Ce look insensé a séduit, c'est ce qui a plu à la maison de disques (Phonogram) où Jacky a travaillé à ses débuts dans la vie active après un bac philo et une école de journalisme. Pendant huit ans, il se contenta d'apporter des cigarettes, du whisky et du café. à Serge Gainsbourg. Il permit aussi à certains de se faire un nom : « Au Bonheur des Dames », « Bijou », « Bashung ». Sa carrière d'attaché de presse cessa le jour où la direction de Phonogram l'aperçut déguisé en Tarzan dans « Récré A2 ». C'était en 1981. Jacky le vrai, l'unique, l'insensé, le complice de Dorothée venait de naître. Cette deuxième naissance n'a jamais autant comblé une mère que celle de Jacky. Elle est sa fan numéro un. A soixante-douze ans, Madeleine ne quitte pas son poste de la semaine pour suivre les loufoqueries télévisées de sa « chère tête blonde » Et elle rit, Madeleine ! Le dimanche, dans la famille Jakubowicz,
est sacré car, tout en regardant le « Jacky Show » et « Pas de pitié pour les croissants », Madeleine prépare le traditionnel repas familial avec au menu carpe farcie, et autres plats typiquement juifs polonais. « Maman est une grande cuisinière. C'est d'elle que j'ai hérité le goût de la bonne chère. Je ne déjeune pratiquement jamais... ou de n'importe quoi, bonbons, gâteaux, ce qui me tombe sous la main. Mais le dîner du soir est pour moi un régal soit chez moi, soit au restaurant. J'aime la cuisine inventive, créative, telle que la pratiquent Guy Savoy ou Joël Rebuchon. J'ai même décidé de m'y mettre sérieusement, je vais prendre des cours. »
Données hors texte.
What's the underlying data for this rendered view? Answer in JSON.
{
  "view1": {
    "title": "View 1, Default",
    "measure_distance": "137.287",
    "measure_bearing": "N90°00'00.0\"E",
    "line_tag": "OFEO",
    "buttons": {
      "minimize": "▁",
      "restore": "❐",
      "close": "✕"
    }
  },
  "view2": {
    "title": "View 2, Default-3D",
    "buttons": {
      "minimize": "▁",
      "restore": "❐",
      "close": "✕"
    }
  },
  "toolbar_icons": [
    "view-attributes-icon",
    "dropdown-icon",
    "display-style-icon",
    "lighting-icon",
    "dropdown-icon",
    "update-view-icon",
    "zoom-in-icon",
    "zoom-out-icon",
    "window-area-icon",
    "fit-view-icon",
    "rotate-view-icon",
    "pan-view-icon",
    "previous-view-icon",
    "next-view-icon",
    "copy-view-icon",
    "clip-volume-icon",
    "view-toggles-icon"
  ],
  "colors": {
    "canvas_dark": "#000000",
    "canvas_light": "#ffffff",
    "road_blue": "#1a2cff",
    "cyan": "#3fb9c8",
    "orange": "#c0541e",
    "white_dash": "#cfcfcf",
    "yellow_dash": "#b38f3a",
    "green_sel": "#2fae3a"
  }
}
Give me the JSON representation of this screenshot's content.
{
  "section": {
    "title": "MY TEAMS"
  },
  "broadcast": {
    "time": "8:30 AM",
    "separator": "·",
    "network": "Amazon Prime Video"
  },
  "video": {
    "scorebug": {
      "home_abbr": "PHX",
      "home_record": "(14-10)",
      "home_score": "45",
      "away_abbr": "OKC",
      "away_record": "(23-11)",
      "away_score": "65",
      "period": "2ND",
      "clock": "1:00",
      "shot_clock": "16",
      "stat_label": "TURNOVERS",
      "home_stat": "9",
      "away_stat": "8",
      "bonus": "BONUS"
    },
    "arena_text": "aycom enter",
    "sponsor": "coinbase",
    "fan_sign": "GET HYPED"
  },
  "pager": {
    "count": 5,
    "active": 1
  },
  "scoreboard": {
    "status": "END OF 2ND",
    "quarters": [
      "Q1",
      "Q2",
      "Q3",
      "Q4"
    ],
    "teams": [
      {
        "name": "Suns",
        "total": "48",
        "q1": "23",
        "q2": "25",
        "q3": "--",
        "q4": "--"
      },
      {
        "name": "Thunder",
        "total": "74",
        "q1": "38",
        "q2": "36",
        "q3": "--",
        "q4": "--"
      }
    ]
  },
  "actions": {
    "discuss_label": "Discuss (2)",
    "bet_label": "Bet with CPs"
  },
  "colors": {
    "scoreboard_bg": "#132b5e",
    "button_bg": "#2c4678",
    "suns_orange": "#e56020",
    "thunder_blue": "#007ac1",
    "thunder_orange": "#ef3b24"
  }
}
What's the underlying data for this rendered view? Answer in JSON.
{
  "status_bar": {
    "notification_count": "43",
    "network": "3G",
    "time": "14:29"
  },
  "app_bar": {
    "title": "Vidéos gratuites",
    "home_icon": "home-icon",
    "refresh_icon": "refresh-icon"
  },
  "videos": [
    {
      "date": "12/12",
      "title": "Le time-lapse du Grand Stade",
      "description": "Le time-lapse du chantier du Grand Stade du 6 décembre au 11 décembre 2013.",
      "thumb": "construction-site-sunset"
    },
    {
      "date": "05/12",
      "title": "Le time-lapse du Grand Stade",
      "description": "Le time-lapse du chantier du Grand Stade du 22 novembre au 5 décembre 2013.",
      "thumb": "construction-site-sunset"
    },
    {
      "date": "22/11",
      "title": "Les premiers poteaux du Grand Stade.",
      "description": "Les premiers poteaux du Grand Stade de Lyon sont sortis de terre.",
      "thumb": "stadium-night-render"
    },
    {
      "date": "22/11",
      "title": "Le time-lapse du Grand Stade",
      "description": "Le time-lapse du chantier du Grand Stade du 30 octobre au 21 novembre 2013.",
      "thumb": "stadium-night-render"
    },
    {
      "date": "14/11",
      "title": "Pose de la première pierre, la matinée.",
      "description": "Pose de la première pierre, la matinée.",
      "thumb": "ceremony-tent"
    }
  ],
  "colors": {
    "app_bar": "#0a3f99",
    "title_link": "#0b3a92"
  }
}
Une facette papa cadeau-gâteau
Ce n'est pas pour déplaire à Françoise, sa compagne depuis douze ans, rencontrée dans un restaurant à La Baule ! « Françoise, c'est l'équilibre, la justesse de ton, la gentillesse. Je l'amuse et elle me calme. » Cela se ressent nettement dans leur appartement du 17° arrondissement à Paris. Des murs blancs, des plantes vertes, de confortables fauteuils et, dispersée dans toutes les pièces, une amusante collection de cochons. Surprenant, non, de trouver en Jacky un épicurien embourgeoisé Mais il n'a pas fini de nous étonner, ce grand garçon. Son côté speed et branché ne l'empêche pas d'avoir côté cœur une facette papa-cadeau-gâteau pour sa petite Marie (trois ans). « Tous les matins, je l'accompagne à l'école. J'y tiens. Je fais les courses avec elle, je rentre vite le soir pour en profiter, nous sommes tellement complices. »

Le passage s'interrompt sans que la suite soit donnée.